Imaginez un tremblement de terre capable de transformer un simple filet d’eau souterraine en une mine pleine d’or. Fantaisiste ? Pas tant que ça. Des chercheurs viennent de dévoiler une découverte fascinante qui bouleverse notre compréhension de la formation des pépites d’or. Le coupable inattendu ? Le quartz… secoué par les secousses sismiques.
Des tremblements de terre qui précipitent l’or
Depuis des décennies, les scientifiques se demandent pourquoi l’or se concentre à certains endroits précis dans les filons de quartz. Les anciens modèles ne suffisent plus. On sait que l’or circule dans des fluides hydrothermaux venant des profondeurs de la croûte terrestre. Mais comment se transforme-t-il en pépites solides ?
La réponse pourrait bien venir des secousses sismiques. Une équipe internationale, dirigée par l’université Monash en Australie, a fait une percée remarquable. Leur grande idée ? Tester en laboratoire ce qui se passe quand le quartz — un minéral très courant et capable de produire une charge électrique si on le comprime — est soumis à des contraintes similaires à celles provoquées par un séisme.
Le rôle surprenant de la piézoélectricité du quartz
Le quartz possède une propriété étonnante appelée piézoélectricité. Lorsqu’il subit une pression soudaine, il génère un champ électrique. Pendant un tremblement de terre, la roche se fracture et le quartz réagit en produisant cette petite charge qui pourrait bien faire toute la différence.
D’après l’étude, quand une onde sismique traverse un filon riche en quartz, cette tension électrique agit comme un déclencheur. Elle pousse l’or dissous dans les fluides à se séparer (on dit “précipiter”) et à se fixer sur la surface du quartz. Le processus commence à l’échelle nano, sous forme de toutes petites particules dorées.
Comment une nanoparticule devient une pépite
Ces minuscules particules ne restent pas seules longtemps. L’étude montre que l’or dissous a tendance à se déposer là où de l’or est déjà présent. Autrement dit, chaque nouveau tremblement de terre amplifie le phénomène. Un cycle se met en place :
- Des fluides riches en or montent depuis la croûte terrestre
- Un séisme fracture la roche et déclenche une charge électrique dans le quartz
- L’or se précipite sur les surfaces, en particulier là où de l’or est déjà fixé
- Les dépôts deviennent de plus en plus gros au fil des séismes
Avec le temps, ces petites particules s’agglutinent pour former de véritables pépites, comme celles retrouvées dans les veines de quartz fracturé un peu partout sur la planète.
Un cycle géologique sur des milliers d’années
Ce processus n’est pas rapide.
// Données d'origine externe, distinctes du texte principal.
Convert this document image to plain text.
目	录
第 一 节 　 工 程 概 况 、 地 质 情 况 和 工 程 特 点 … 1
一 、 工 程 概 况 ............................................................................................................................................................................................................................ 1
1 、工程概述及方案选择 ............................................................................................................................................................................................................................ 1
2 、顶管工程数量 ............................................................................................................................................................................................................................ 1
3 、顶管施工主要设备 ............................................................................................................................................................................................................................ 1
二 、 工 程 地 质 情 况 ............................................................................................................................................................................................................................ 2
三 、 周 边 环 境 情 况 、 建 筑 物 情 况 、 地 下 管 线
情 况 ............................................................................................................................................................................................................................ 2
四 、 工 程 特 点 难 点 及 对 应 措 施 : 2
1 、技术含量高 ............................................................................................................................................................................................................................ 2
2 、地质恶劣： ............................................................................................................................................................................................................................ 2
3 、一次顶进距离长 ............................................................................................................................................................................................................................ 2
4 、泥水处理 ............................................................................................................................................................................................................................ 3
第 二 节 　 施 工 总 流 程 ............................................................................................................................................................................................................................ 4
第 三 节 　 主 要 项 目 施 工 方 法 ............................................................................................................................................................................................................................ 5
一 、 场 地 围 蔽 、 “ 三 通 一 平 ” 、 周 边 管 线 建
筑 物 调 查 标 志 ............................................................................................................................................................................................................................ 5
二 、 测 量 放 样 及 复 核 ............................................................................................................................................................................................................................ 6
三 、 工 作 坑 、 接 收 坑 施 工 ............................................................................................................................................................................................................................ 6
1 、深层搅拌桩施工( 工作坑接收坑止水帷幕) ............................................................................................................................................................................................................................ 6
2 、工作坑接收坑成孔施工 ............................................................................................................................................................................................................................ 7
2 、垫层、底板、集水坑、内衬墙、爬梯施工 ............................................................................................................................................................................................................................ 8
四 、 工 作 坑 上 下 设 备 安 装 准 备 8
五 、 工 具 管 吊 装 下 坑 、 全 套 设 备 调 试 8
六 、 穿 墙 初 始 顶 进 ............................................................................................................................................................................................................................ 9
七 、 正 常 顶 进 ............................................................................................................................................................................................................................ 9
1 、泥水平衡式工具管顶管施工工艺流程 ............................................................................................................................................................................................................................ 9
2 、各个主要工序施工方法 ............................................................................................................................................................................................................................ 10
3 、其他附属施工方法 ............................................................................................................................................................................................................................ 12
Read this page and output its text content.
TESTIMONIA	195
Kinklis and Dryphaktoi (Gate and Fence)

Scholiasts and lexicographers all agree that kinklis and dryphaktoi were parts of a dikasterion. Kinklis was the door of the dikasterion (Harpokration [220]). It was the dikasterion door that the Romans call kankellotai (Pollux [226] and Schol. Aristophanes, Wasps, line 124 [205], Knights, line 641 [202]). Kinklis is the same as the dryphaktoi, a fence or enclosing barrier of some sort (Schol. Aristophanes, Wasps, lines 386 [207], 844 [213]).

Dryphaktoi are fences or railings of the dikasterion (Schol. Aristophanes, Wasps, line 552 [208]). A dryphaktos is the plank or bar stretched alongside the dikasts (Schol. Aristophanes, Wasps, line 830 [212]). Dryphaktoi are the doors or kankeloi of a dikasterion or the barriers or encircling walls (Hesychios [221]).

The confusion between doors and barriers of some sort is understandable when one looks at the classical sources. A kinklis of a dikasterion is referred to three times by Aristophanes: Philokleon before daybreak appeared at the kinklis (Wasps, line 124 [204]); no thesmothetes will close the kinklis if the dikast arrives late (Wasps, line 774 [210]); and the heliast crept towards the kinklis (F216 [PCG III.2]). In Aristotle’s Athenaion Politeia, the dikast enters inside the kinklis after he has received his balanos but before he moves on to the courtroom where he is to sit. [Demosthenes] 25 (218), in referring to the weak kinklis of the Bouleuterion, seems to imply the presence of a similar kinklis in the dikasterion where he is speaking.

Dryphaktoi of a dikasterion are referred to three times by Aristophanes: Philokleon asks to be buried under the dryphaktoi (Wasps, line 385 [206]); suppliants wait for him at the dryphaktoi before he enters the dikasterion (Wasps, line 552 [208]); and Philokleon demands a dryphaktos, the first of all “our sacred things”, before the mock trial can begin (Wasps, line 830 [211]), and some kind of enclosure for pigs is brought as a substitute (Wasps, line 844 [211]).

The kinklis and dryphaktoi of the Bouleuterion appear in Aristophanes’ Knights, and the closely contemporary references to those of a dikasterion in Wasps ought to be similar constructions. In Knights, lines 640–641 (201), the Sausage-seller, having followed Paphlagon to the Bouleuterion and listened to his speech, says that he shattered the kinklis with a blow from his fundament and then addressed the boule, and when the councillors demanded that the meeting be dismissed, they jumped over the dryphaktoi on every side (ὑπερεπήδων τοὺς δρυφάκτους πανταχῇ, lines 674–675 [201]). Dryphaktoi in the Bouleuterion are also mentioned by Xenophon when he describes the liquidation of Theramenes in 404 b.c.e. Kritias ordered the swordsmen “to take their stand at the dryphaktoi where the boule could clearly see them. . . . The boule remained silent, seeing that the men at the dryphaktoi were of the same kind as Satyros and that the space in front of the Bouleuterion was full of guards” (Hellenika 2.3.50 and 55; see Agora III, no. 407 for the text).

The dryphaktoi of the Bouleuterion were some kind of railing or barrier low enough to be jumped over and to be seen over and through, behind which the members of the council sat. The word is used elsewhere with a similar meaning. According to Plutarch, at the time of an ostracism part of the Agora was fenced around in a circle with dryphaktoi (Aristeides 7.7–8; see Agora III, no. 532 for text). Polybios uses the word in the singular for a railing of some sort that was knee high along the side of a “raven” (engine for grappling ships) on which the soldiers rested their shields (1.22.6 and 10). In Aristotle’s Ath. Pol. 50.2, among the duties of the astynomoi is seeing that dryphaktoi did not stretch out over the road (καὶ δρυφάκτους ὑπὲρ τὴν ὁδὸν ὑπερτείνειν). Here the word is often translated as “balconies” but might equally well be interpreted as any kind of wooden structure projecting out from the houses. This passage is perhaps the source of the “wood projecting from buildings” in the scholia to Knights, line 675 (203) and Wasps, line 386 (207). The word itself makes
Il s’étale sur des milliers, voire des millions d’années. À chaque événement tectonique, de nouveaux passages s’ouvrent dans la roche. Les fluides peuvent y circuler à nouveau, et l’or continue de s’y accumuler.
Les chercheurs parlent d’un véritable cycle cumulatif. Chaque séisme est une nouvelle occasion pour l’or de se déposer et de faire grossir les pépites déjà existantes. C’est ce qui explique pourquoi les plus grosses accumulations d’or sont souvent trouvées dans des régions géologiquement actives.
Une découverte aux implications fascinantes
L’étude, publiée en 2024 dans la revue Nature Geoscience, a aussi une portée plus large. Elle montre qu’il est possible de recréer ce mécanisme en laboratoire. En reproduisant les contraintes d’un séisme sur un échantillon de quartz plongé dans une solution contenant de l’or, les scientifiques ont vu apparaître des nanoparticules métalliques à la surface du minéral.
Bien sûr, cela ne signifie pas que l’on peut fabriquer de l’or à partir de rien. Comme l’un des chercheurs le rappelle avec humour : « Ce n’est pas de l’alchimie ». Il faut que l’or soit déjà présent dans les fluides. Mais cette expérience montre bien qu’on comprend mieux désormais les conditions particulières qui déclenchent sa solidification.
Peut-on vraiment en tirer un outil pour trouver des gisements ?
C’est la question que beaucoup se posent. Malheureusement, même si cette découverte est impressionnante, elle ne permet pas encore de repérer l’or plus facilement. On peut détecter les filons de quartz par des signaux piézoélectriques, mais cela ne prouve pas pour autant qu’ils contiennent de l’or.
En revanche, cette avancée pourra aider les géologues à mieux comprendre où concentrer leurs recherches. Et peut-être, un jour, à anticiper les conditions naturelles les plus favorables à la formation de nouveaux gisements.
Secousse après secousse, l’or se forge
Ce que cette étude révèle surtout, c’est la puissance insoupçonnée des forces naturelles. Un simple choc tectonique, que l’on imagine destructeur, peut aussi être un créateur. Une énergie qui, soudainement, pousse l’invisible à devenir visible — et parfois, même, à briller d’un éclat doré.